While this is all very doable, a 2020 report in BMC Pediatrics found that only 13% of families routinely practice all recommended safe-sleeping behaviours, such as always placing their precious babies to sleep on their back. This just goes to show that, no matter the progress we’ve made reducing infant death, we need to do better.

Here, three changes parents and caregivers can make right now to lessen their baby’s chance for SUDI.

Change where Baby sleeps

Babies need their own safe sleep space for all naps and nights. And that “safe sleep space” always means a baby cot or bassinet with a firm, flat, and well-fitting mattress. Your little one should never snooze in a bed, on the sofa, or in a chair next to you or any caregiver. This type of co-sleeping is responsible for a “considerable” proportion of SUDI occurrences, according to Red Nose, Australia’s leading authority on safe sleep. While sleeping with your baby in the same sleep space is dangerous, sleeping with your baby in the same room in a bassinet or SNOO Smart Sleeper for the first 6 to 12 months is recommended and encouraged. Doing so can reduce your sweet baby’s risk of SUDI by 50%.

Adjust how Baby sleeps

Babies need to be placed on their back for both day and night sleep. Doing this one thing has substantially contributed to the 85% reduction in SUDI since the 1990s. However, since even the youngest babies can manage to roll to an unsafe sleep position, consider using SNOO, which has a special swaddle that keeps babies safely on their backs…so they can’t roll into those risky positions.

While your little one is happily back-sleeping, be sure to ban bulky bedding, blankets, toys, pillows, and bumpers from the cot, all of which contribute to suffocation and SUDI. And save the

cute baby hats for outdoor jaunts.

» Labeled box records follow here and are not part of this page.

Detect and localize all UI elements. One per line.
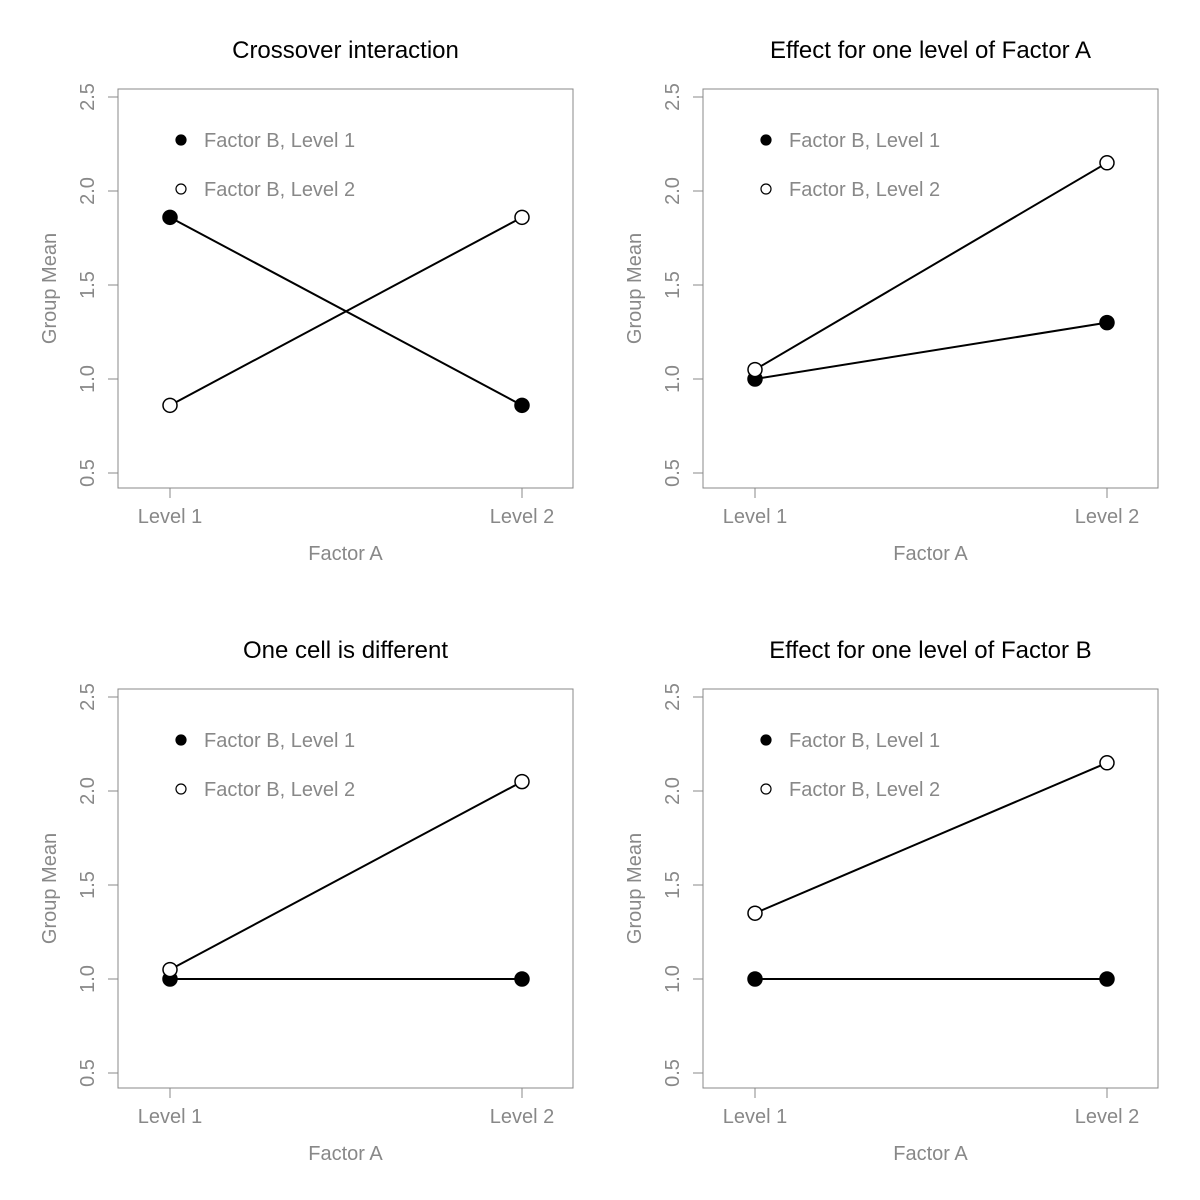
y-tick-label: 2.5 (662, 83, 684, 111)
y-tick-label: 2.5 (77, 83, 99, 111)
data-point-series-2 (162, 961, 178, 978)
chart-title: Effect for one level of Factor A (770, 37, 1091, 64)
x-tick-label: Level 2 (490, 506, 555, 528)
x-tick-label: Level 1 (138, 1106, 203, 1128)
data-point-series-2 (747, 361, 763, 378)
legend-marker-2 (760, 183, 772, 195)
y-axis-label: Group Mean (39, 233, 61, 344)
series-line-1 (754, 321, 1108, 380)
y-tick-label: 0.5 (77, 1059, 99, 1087)
y-tick-label: 0.5 (662, 459, 684, 487)
legend-label-2: Factor B, Level 2 (204, 779, 355, 801)
legend-marker-2 (175, 183, 187, 195)
data-point-series-2 (514, 773, 530, 790)
y-tick-label: 1.0 (77, 965, 99, 993)
legend-label-1: Factor B, Level 1 (204, 730, 355, 752)
x-tick-label: Level 1 (723, 506, 788, 528)
y-tick-label: 2.0 (77, 177, 99, 205)
plot-frame (117, 88, 574, 489)
x-axis-label: Factor A (893, 543, 968, 565)
legend-label-2: Factor B, Level 2 (789, 779, 940, 801)
y-axis-label: Group Mean (624, 833, 646, 944)
y-axis-label: Group Mean (624, 233, 646, 344)
series-line-2 (754, 161, 1108, 371)
legend-marker-1 (175, 134, 187, 146)
legend-marker-1 (175, 734, 187, 746)
legend-label-1: Factor B, Level 1 (789, 730, 940, 752)
series-line-2 (169, 780, 523, 971)
data-point-series-1 (514, 397, 530, 414)
series-line-2 (754, 761, 1108, 915)
legend-label-1: Factor B, Level 1 (204, 130, 355, 152)
y-tick-label: 1.5 (662, 271, 684, 299)
data-point-series-1 (162, 209, 178, 226)
chart-panel-4: Effect for one level of Factor B 0.5 1.0 1.… (624, 637, 1159, 1165)
chart-panel-2: Effect for one level of Factor A 0.5 1.0 1.… (624, 37, 1159, 565)
chart-title: Crossover interaction (232, 37, 459, 64)
legend-label-2: Factor B, Level 2 (204, 179, 355, 201)
x-tick-label: Level 1 (723, 1106, 788, 1128)
data-point-series-2 (747, 905, 763, 921)
data-point-series-1 (1099, 314, 1115, 331)
data-point-series-2 (514, 209, 530, 226)
y-tick-label: 1.0 (662, 365, 684, 393)
legend: Factor B, Level 1 Factor B, Level 2 (760, 130, 940, 201)
y-axis-label: Group Mean (39, 833, 61, 944)
x-tick-label: Level 1 (138, 506, 203, 528)
plot-frame (702, 688, 1159, 1089)
chart-title: Effect for one level of Factor B (769, 637, 1091, 664)
x-tick-label: Level 2 (1075, 1106, 1140, 1128)
x-tick-label: Level 2 (490, 1106, 555, 1128)
y-tick-label: 1.5 (77, 871, 99, 899)
y-tick-label: 1.0 (77, 365, 99, 393)
legend-label-1: Factor B, Level 1 (789, 130, 940, 152)
y-tick-label: 2.0 (662, 177, 684, 205)
y-tick-label: 2.0 (77, 777, 99, 805)
y-tick-label: 1.0 (662, 965, 684, 993)
x-axis-label: Factor A (308, 1143, 383, 1165)
y-tick-label: 2.5 (77, 683, 99, 711)
chart-panel-3: One cell is different 0.5 1.0 1.5 2.0 2.5 Leve… (39, 637, 574, 1165)
legend-marker-1 (760, 134, 772, 146)
data-point-series-1 (1099, 971, 1115, 987)
x-tick-label: Level 2 (1075, 506, 1140, 528)
y-tick-label: 1.5 (662, 871, 684, 899)
data-point-series-2 (162, 397, 178, 414)
series-line-2 (169, 216, 523, 407)
x-axis-label: Factor A (308, 543, 383, 565)
data-point-series-1 (514, 971, 530, 987)
legend: Factor B, Level 1 Factor B, Level 2 (760, 730, 940, 801)
y-tick-label: 2.0 (662, 777, 684, 805)
x-axis-label: Factor A (893, 1143, 968, 1165)
y-tick-label: 0.5 (662, 1059, 684, 1087)
data-point-series-1 (747, 971, 763, 987)
plot-frame (117, 688, 574, 1089)
chart-title: One cell is different (243, 637, 448, 664)
y-tick-label: 2.5 (662, 683, 684, 711)
chart-panel-1: Crossover interaction 0.5 1.0 1.5 2.0 2.5 Leve… (39, 37, 574, 565)
legend-marker-2 (175, 783, 187, 795)
legend-marker-1 (760, 734, 772, 746)
legend-marker-2 (760, 783, 772, 795)
data-point-series-2 (1099, 755, 1115, 771)
y-tick-label: 1.5 (77, 271, 99, 299)
legend: Factor B, Level 1 Factor B, Level 2 (175, 730, 355, 801)
data-point-series-2 (1099, 155, 1115, 171)
legend-label-2: Factor B, Level 2 (789, 179, 940, 201)
plot-frame (702, 88, 1159, 489)
legend: Factor B, Level 1 Factor B, Level 2 (175, 130, 355, 201)
y-tick-label: 0.5 (77, 459, 99, 487)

Covering your baby’s head during sleep increases their chance of overheating, which contributes to SUDI. The safest way to ensure your bub is cozy and comfortable as they snooze is to opt for a swaddle or a baby sleeping bag that’s well-fitted and hood-free, such as Sleepea, the 5-Second Swaddle.

Change your habits

Keep your baby in a smoke-free environment before they arrive…and throughout their lives. A 2019 study in the journal Pediatrics found that smoking during pregnancy doubles an infant’s risk of SUDI. The more cigarettes smoked, the greater the risk. On the flip side, risk decreases if mums-to-be quit or cut back on their cigarette habit. But please don’t think you are in the clear to light up again once your baby is born. Newborns exposed to maternal secondhand smoke have nearly 2.5 times the risk of SUDI compared to infants who weren’t exposed.

Another potential life-saving habit: Breastfeeding. Nursing for at least two months cuts a baby’s risk of SUDI almost in half, according to an international study. And, the longer babies are breastfed, the greater the protection and combo feeding with breastmilk and baby benefit, too.

In the end, we don’t 100% know what causes all cases of SUDI. But the latest evidence shows that having your baby sleep on their back, in their own bare sleep space, are some of the most effective strategies for keeping little one’s safe. That—plus giving breastfeeding a go, even for a couple of months, and quitting smoking—all adds up to a happier, healthier, and safer baby.